![picture](https://drive.google.com/uc?export=view&id=10OxqKSzcY2iuj2Odopc7t3u1_ZHtT2KF)

# **1. Crear Reddit App**

Ingresa a https://www.reddit.com/prefs/apps y crea tu App para tener acceso a la API.

![pictureAPI](https://drive.google.com/uc?export=view&id=1DobGduiERNAvum72JTmWwpBSYmfZ8k6Y)

Luego llena los campos obligatorios, establece un nombre y descripción.
![picture](https://drive.google.com/uc?export=view&id=1dmzK6chKQPFTu3L7D2OUnx8MljBWVJ3j)

Finalmente, guarda los siguientes datos que se usarán para autenticarnos (CLIENT ID & CLIENT SECRET)

![picture](https://drive.google.com/uc?export=view&id=1iN1vn31EltYaFK1CH21lXhU71Y1Eek2g)

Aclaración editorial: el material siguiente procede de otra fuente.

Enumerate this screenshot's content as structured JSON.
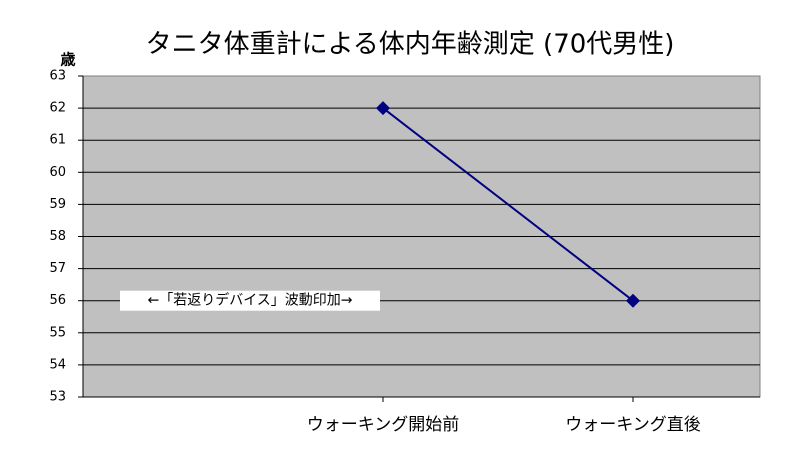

# **2. Instalación de librerías**
***Praw***: Python Reddit API Wrapper, es un paquete de Python que permite un acceso simple a la API de Reddit. https://praw.readthedocs.io/en/stable/


In [2]:
!pip install pyspark praw

Looking in indexes: https://pypi.org/simple, https://us-python.pkg.dev/colab-wheels/public/simple/
Collecting pyspark
  Downloading pyspark-3.4.0.tar.gz (310.8 MB)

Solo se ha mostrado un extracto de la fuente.